Causal Repair of Learning-Enabled Cyber-Physical Systems

Abstract

Models of actual causality leverage domain knowledge to generate convincing diagnoses of events that caused an outcome. It is promising to apply these models to diagnose and repair run-time property violations in cyber-physical systems (CPS) with learning-enabled components (LEC). However, given the high diversity and complexity of LECs, it is challenging to encode domain knowledge (e.g., the CPS dynamics) in a scalable actual causality model that could generate useful repair suggestions. In this paper, we focus causal diagnosis on the input/output behaviors of LECs. Specifically, we aim to identify which subset of I/O behaviors of the LEC is an actual cause for a property violation.

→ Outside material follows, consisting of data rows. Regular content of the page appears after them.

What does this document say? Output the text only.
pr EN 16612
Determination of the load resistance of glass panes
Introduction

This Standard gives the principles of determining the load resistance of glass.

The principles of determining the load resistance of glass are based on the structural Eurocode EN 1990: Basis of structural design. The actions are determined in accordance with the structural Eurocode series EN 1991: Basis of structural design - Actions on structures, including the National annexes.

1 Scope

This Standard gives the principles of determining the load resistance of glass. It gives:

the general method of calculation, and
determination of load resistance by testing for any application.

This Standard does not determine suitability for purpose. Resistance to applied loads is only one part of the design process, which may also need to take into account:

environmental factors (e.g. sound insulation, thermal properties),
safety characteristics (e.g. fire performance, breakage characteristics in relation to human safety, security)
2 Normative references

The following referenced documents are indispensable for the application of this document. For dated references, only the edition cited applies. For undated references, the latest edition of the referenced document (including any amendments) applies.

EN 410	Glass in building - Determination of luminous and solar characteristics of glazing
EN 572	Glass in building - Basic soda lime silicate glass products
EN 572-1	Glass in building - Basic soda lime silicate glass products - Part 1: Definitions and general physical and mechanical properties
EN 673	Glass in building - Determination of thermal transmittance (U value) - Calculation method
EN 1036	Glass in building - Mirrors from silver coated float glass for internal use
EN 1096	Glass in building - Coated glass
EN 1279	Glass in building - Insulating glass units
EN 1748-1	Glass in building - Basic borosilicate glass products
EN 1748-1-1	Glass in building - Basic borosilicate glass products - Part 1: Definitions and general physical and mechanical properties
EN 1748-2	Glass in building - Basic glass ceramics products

An important by-product is a counterfactual version of the LEC that repairs the run-time property by fixing the identified problematic behaviors. Based on this insights, we design a two-step diagnostic pipeline: (1) construct and Halpern-Pearl causality model that reflects the dependency of property outcome on the component’s I/O behaviors, and (2) perform a search for an actual cause and corresponding repair on the model. We prove that our pipeline has the following guarantee: if an actual cause is found, the system is guaranteed to be repaired; otherwise, we have high probabilistic confidence that the LEC under analysis did not cause the property violation. We demonstrate that our approach successfully repairs learned controllers on a standard OpenAI Gym benchmark.